Contributors All authors contributed to study design and approved the content of the final paper. SB was the trial coordinator. AH and KW provided statistical analysis. Sponsor: University of Birmingham.
Funding This study was funded by National Institute of Health Research—Research for Patient Benefit and Programme Grants for Applied Research (PB-PG-0211-24142). JCC was supported by National Health Service funding to the National Institute for Health Research Biomedical Research Center of the Royal Marsden Hospital. MJ was supported by the National Institute for Health Research Health Protection Research Unit (NIHR HPRU) in Immunisation at the London School of Hygiene and Tropical Medicine in partnership with Public Health England (PHE) (grant reference code HPRU-2012-10096).

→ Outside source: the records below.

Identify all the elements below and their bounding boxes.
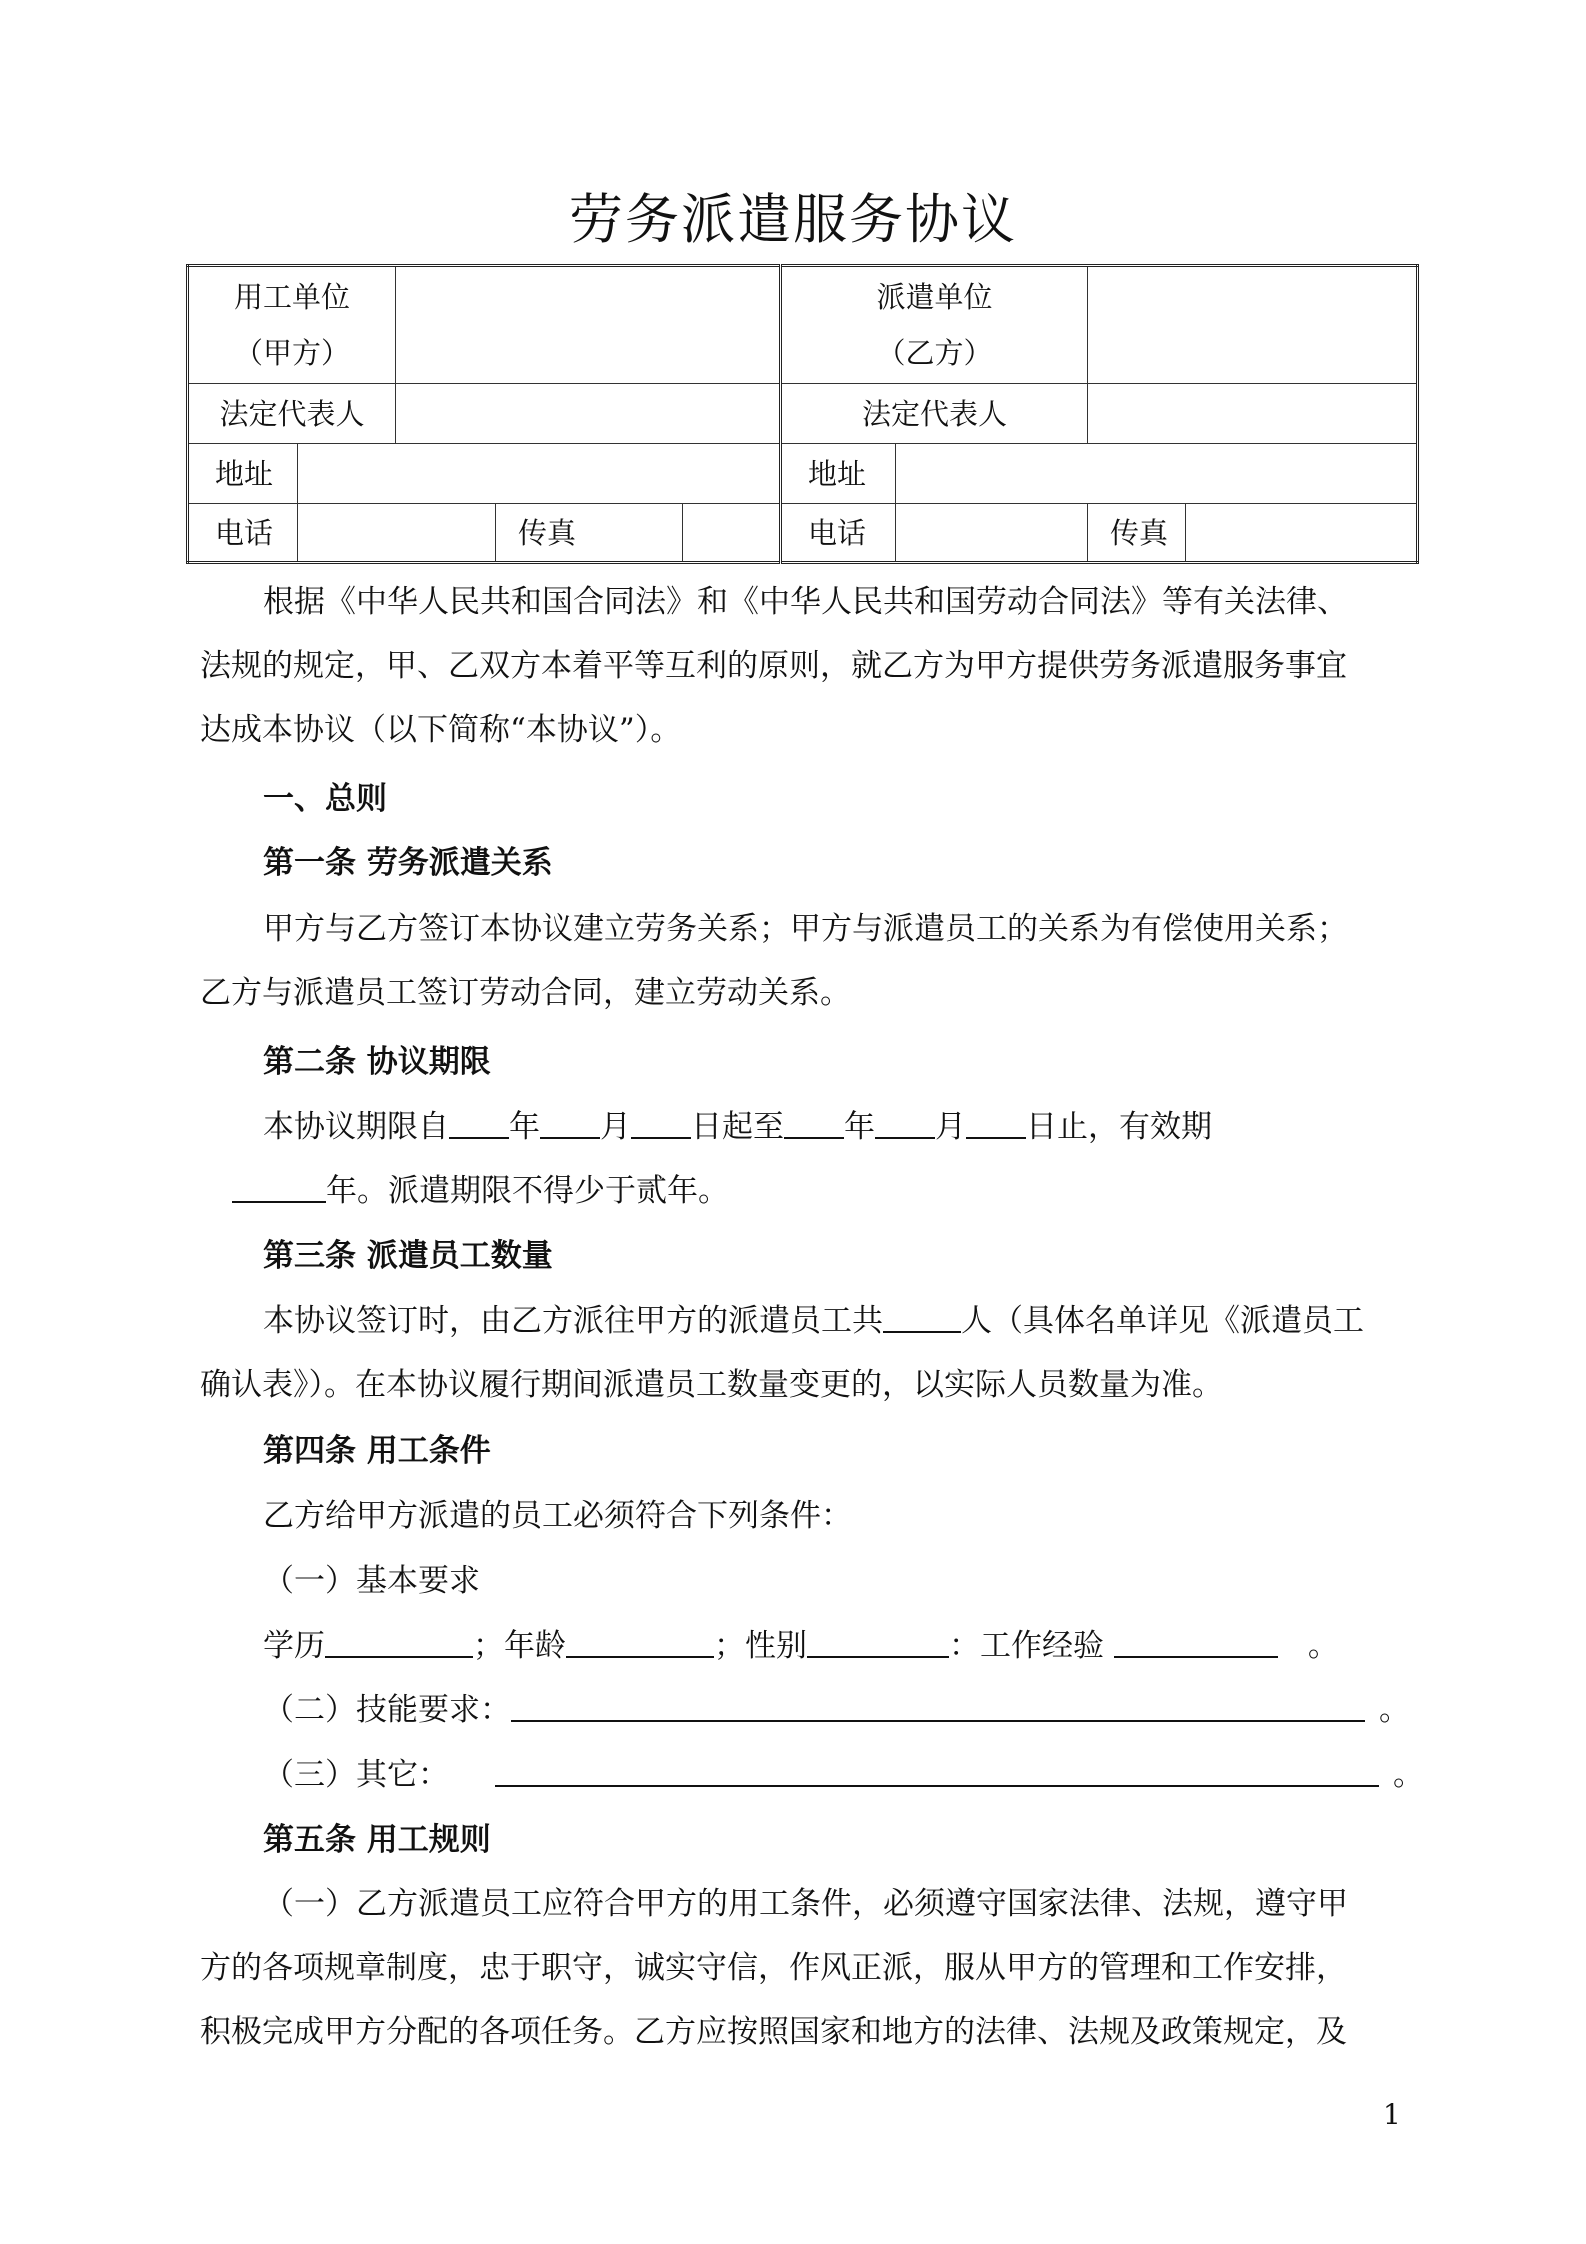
duration-years-blank[interactable] xyxy=(232,1171,326,1203)
article-4-basic-requirements: （一）基本要求 xyxy=(263,1563,480,1599)
article-4-other-line: （三）其它： 。 xyxy=(263,1757,1424,1793)
skills-blank[interactable] xyxy=(511,1690,1365,1722)
employer-fax-label: 传真 xyxy=(496,504,683,563)
article-3-line-2: 确认表》）。在本协议履行期间派遣员工数量变更的，以实际人员数量为准。 xyxy=(200,1367,1223,1403)
employer-party-label: （甲方） xyxy=(234,336,351,370)
dispatcher-address-label: 地址 xyxy=(781,444,896,504)
intro-line-3: 达成本协议（以下简称“本协议”）。 xyxy=(200,712,682,748)
parties-info-table xyxy=(186,264,1419,564)
dispatcher-label-cell xyxy=(781,266,1088,384)
employer-fax-value[interactable] xyxy=(683,504,781,563)
dispatcher-fax-value[interactable] xyxy=(1186,504,1418,563)
article-1-line-2: 乙方与派遣员工签订劳动合同，建立劳动关系。 xyxy=(200,975,851,1011)
dispatcher-phone-value[interactable] xyxy=(896,504,1088,563)
start-day-blank[interactable] xyxy=(631,1107,691,1139)
article-1-line-1: 甲方与乙方签订本协议建立劳务关系；甲方与派遣员工的关系为有偿使用关系； xyxy=(263,911,1348,947)
intro-line-1: 根据《中华人民共和国合同法》和《中华人民共和国劳动合同法》等有关法律、 xyxy=(263,584,1348,620)
page-number: 1 xyxy=(1383,2098,1401,2131)
employer-value-cell[interactable] xyxy=(396,266,781,384)
article-3-heading: 第三条 派遣员工数量 xyxy=(263,1238,553,1274)
article-3-line-1: 本协议签订时，由乙方派往甲方的派遣员工共 人（具体名单详见《派遣员工 xyxy=(263,1303,1364,1339)
document-title: 劳务派遣服务协议 xyxy=(569,188,1017,251)
dispatcher-legal-rep-value[interactable] xyxy=(1088,384,1418,444)
start-month-blank[interactable] xyxy=(540,1107,600,1139)
education-blank[interactable] xyxy=(325,1626,473,1658)
article-4-heading: 第四条 用工条件 xyxy=(263,1433,491,1469)
article-5-line-2: 方的各项规章制度，忠于职守，诚实守信，作风正派，服从甲方的管理和工作安排， xyxy=(200,1950,1347,1986)
start-year-blank[interactable] xyxy=(449,1107,509,1139)
dispatcher-phone-label: 电话 xyxy=(781,504,896,563)
experience-blank[interactable] xyxy=(1114,1626,1278,1658)
dispatcher-party-label: （乙方） xyxy=(876,336,993,370)
employer-address-value[interactable] xyxy=(298,444,781,504)
employee-count-blank[interactable] xyxy=(883,1301,961,1333)
end-year-blank[interactable] xyxy=(784,1107,844,1139)
age-blank[interactable] xyxy=(566,1626,714,1658)
end-month-blank[interactable] xyxy=(875,1107,935,1139)
dispatcher-label: 派遣单位 xyxy=(876,280,993,314)
other-blank[interactable] xyxy=(495,1755,1379,1787)
employer-phone-label: 电话 xyxy=(188,504,298,563)
end-day-blank[interactable] xyxy=(966,1107,1026,1139)
article-5-heading: 第五条 用工规则 xyxy=(263,1822,491,1858)
article-4-skills-line: （二）技能要求： 。 xyxy=(263,1692,1410,1728)
employer-phone-value[interactable] xyxy=(298,504,496,563)
article-5-line-3: 积极完成甲方分配的各项任务。乙方应按照国家和地方的法律、法规及政策规定，及 xyxy=(200,2014,1347,2050)
article-1-heading: 第一条 劳务派遣关系 xyxy=(263,845,553,881)
section-general-heading: 一、总则 xyxy=(263,781,387,817)
dispatcher-address-value[interactable] xyxy=(896,444,1418,504)
article-5-line-1: （一）乙方派遣员工应符合甲方的用工条件，必须遵守国家法律、法规，遵守甲 xyxy=(263,1886,1348,1922)
dispatcher-value-cell[interactable] xyxy=(1088,266,1418,384)
article-2-term-line: 本协议期限自 年 月 日起至 年 月 日止，有效期 xyxy=(263,1109,1212,1145)
employer-legal-rep-label: 法定代表人 xyxy=(188,384,396,444)
employer-label: 用工单位 xyxy=(234,280,351,314)
article-2-duration-line: 年。派遣期限不得少于贰年。 xyxy=(232,1159,1437,1223)
gender-blank[interactable] xyxy=(807,1626,949,1658)
article-4-line-1: 乙方给甲方派遣的员工必须符合下列条件： xyxy=(263,1498,852,1534)
employer-label-cell xyxy=(188,266,396,384)
employer-address-label: 地址 xyxy=(188,444,298,504)
article-4-requirements-line: 学历 ；年龄 ；性别 ：工作经验 。 xyxy=(263,1628,1339,1664)
article-2-heading: 第二条 协议期限 xyxy=(263,1044,491,1080)
dispatcher-fax-label: 传真 xyxy=(1088,504,1186,563)
dispatcher-legal-rep-label: 法定代表人 xyxy=(781,384,1088,444)
employer-legal-rep-value[interactable] xyxy=(396,384,781,444)
intro-line-2: 法规的规定，甲、乙双方本着平等互利的原则，就乙方为甲方提供劳务派遣服务事宜 xyxy=(200,648,1347,684)
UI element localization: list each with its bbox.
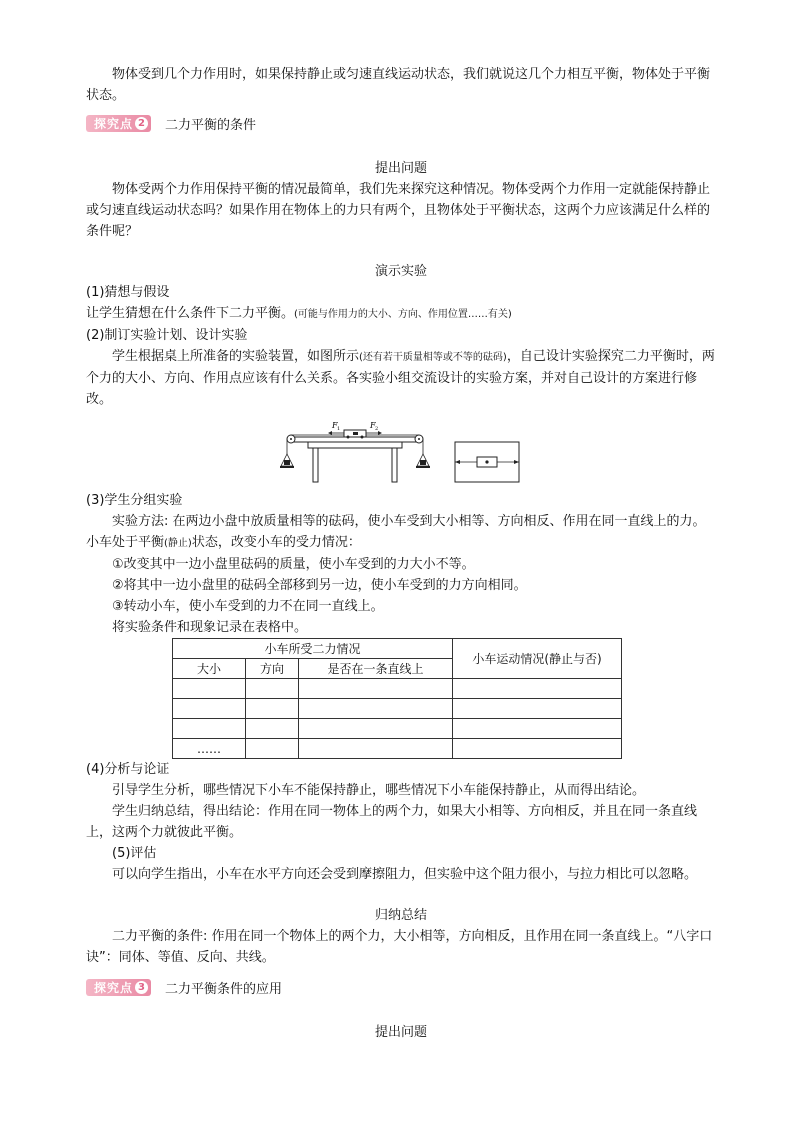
step-3-item-3: ③转动小车，使小车受到的力不在同一直线上。 — [112, 599, 384, 614]
step-2-title: (2)制订实验计划、设计实验 — [86, 328, 248, 343]
table-header-line: 是否在一条直线上 — [299, 659, 453, 679]
step-2-paragraph — [86, 346, 716, 410]
section-2-badge-text: 探究点 — [94, 116, 134, 131]
table-cell — [246, 699, 299, 719]
table-intro: 将实验条件和现象记录在表格中。 — [112, 620, 308, 635]
section-3-number: 3 — [135, 981, 148, 994]
table-cell — [453, 739, 622, 759]
table-cell — [299, 699, 453, 719]
table-row — [173, 699, 622, 719]
table-motion-header: 小车运动情况(静止与否) — [453, 639, 622, 679]
section-2-title: 二力平衡的条件 — [165, 117, 257, 133]
heading-question: 提出问题 — [374, 161, 427, 176]
table-cell — [299, 719, 453, 739]
step-4-paragraph-1: 引导学生分析，哪些情况下小车不能保持静止，哪些情况下小车能保持静止，从而得出结论。 — [112, 783, 646, 798]
step-2-text-b: ，自己设计实验探究二力平衡时，两个力的大小、方向、作用点应该有什么关系。各实验小组交流设计的实验方案，并对自己设计的方案进行修改。 — [86, 349, 715, 407]
step-1-text: 让学生猜想在什么条件下二力平衡。 — [86, 306, 295, 321]
step-4-title: (4)分析与论证 — [86, 762, 170, 777]
step-1-note: (可能与作用力的大小、方向、作用位置……有关) — [294, 309, 512, 320]
step-2-text-a: 学生根据桌上所准备的实验装置，如图所示 — [112, 349, 360, 364]
table-apron — [308, 442, 402, 448]
force-2-sub: 2 — [375, 426, 379, 432]
document-page — [86, 64, 716, 1043]
step-1-title: (1)猜想与假设 — [86, 285, 170, 300]
intro-paragraph: 物体受到几个力作用时，如果保持静止或匀速直线运动状态，我们就说这几个力相互平衡，物体处于平衡状态。 — [86, 67, 711, 103]
table-group-header: 小车所受二力情况 — [173, 639, 453, 659]
section-2-heading — [86, 112, 716, 134]
record-table — [172, 638, 622, 759]
table-header-row — [173, 639, 622, 659]
table-header-direction: 方向 — [246, 659, 299, 679]
question-paragraph: 物体受两个力作用保持平衡的情况最简单，我们先来探究这种情况。物体受两个力作用一定就能保持静止或匀速直线运动状态吗？如果作用在物体上的力只有两个，且物体处于平衡状态，这两个力应该满足什么样的条件呢？ — [86, 182, 711, 239]
step-3-item-1: ①改变其中一边小盘里砝码的质量，使小车受到的力大小不等。 — [112, 557, 475, 572]
table-cell — [173, 679, 246, 699]
table-cell — [299, 739, 453, 759]
experiment-figures — [86, 420, 716, 484]
table-cell — [453, 719, 622, 739]
step-4-paragraph-2: 学生归纳总结，得出结论：作用在同一物体上的两个力，如果大小相等、方向相反，并且在同一条直线上，这两个力就彼此平衡。 — [86, 804, 698, 840]
step-3-method-b: 状态，改变小车的受力情况： — [191, 535, 361, 550]
step-3-method-a: 实验方法: 在两边小盘中放质量相等的砝码，使小车受到大小相等、方向相反、作用在同一直线上的力。小车处于平衡 — [86, 514, 706, 550]
table-top — [294, 437, 416, 442]
summary-paragraph: 二力平衡的条件: 作用在同一个物体上的两个力，大小相等，方向相反，且作用在同一条直线上。“八字口诀”：同体、等值、反向、共线。 — [86, 929, 713, 965]
table-cell — [246, 719, 299, 739]
table-leg-right — [392, 448, 397, 482]
heading-summary: 归纳总结 — [374, 908, 427, 923]
table-cell — [246, 739, 299, 759]
table-cell — [246, 679, 299, 699]
apparatus-figure — [280, 420, 430, 484]
table-cell — [299, 679, 453, 699]
table-row — [173, 719, 622, 739]
section-2-badge — [86, 115, 151, 132]
table-row — [173, 739, 622, 759]
force-2-label: F — [370, 421, 376, 430]
step-5-title: (5)评估 — [112, 846, 157, 861]
step-3-method — [86, 511, 716, 554]
section-3-badge — [86, 979, 151, 996]
section-2-number: 2 — [135, 117, 148, 130]
table-cell — [453, 699, 622, 719]
heading-question-2: 提出问题 — [374, 1025, 427, 1040]
force-1-sub: 1 — [337, 426, 341, 432]
table-ellipsis-cell: …… — [173, 739, 246, 759]
step-3-method-note: (静止) — [164, 538, 192, 549]
force-1-label: F — [332, 421, 338, 430]
table-cell — [173, 719, 246, 739]
table-row — [173, 679, 622, 699]
table-header-size: 大小 — [173, 659, 246, 679]
top-view-figure — [452, 440, 522, 484]
step-2-note: (还有若干质量相等或不等的砝码) — [359, 352, 507, 363]
step-5-paragraph: 可以向学生指出，小车在水平方向还会受到摩擦阻力，但实验中这个阻力很小，与拉力相比可以忽略。 — [112, 867, 698, 882]
section-3-heading — [86, 976, 716, 998]
table-cell — [173, 699, 246, 719]
table-cell — [453, 679, 622, 699]
step-3-title: (3)学生分组实验 — [86, 493, 183, 508]
section-3-badge-text: 探究点 — [94, 980, 134, 995]
step-3-item-2: ②将其中一边小盘里的砝码全部移到另一边，使小车受到的力方向相同。 — [112, 578, 527, 593]
section-3-title: 二力平衡条件的应用 — [165, 981, 283, 997]
table-leg-left — [313, 448, 318, 482]
step-1-paragraph — [86, 303, 716, 325]
heading-demo: 演示实验 — [374, 264, 427, 279]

Disclaimer This paper presents independent research funded by the National Institute for Health Research (NIHR) under its Research for Patient Benefit Programme (Grant Reference Number PB-PG-1207-15250). The views expressed are those of the author(s) and not necessarily those of the NHS, the NIHR or the Department of Health and Social Care.
Competing interests None declared
Patient consent As PEPtalk2 had a two-stage enrolment process, beginning with registration and then followed (in the event of a chickenpox exposure) by randomisation, written informed consent from the patient’s legal representative was obtained at both stages.
Ethics approval MREC number 13/LP/0551.
Provenance and peer review Not commissioned; externally peer reviewed.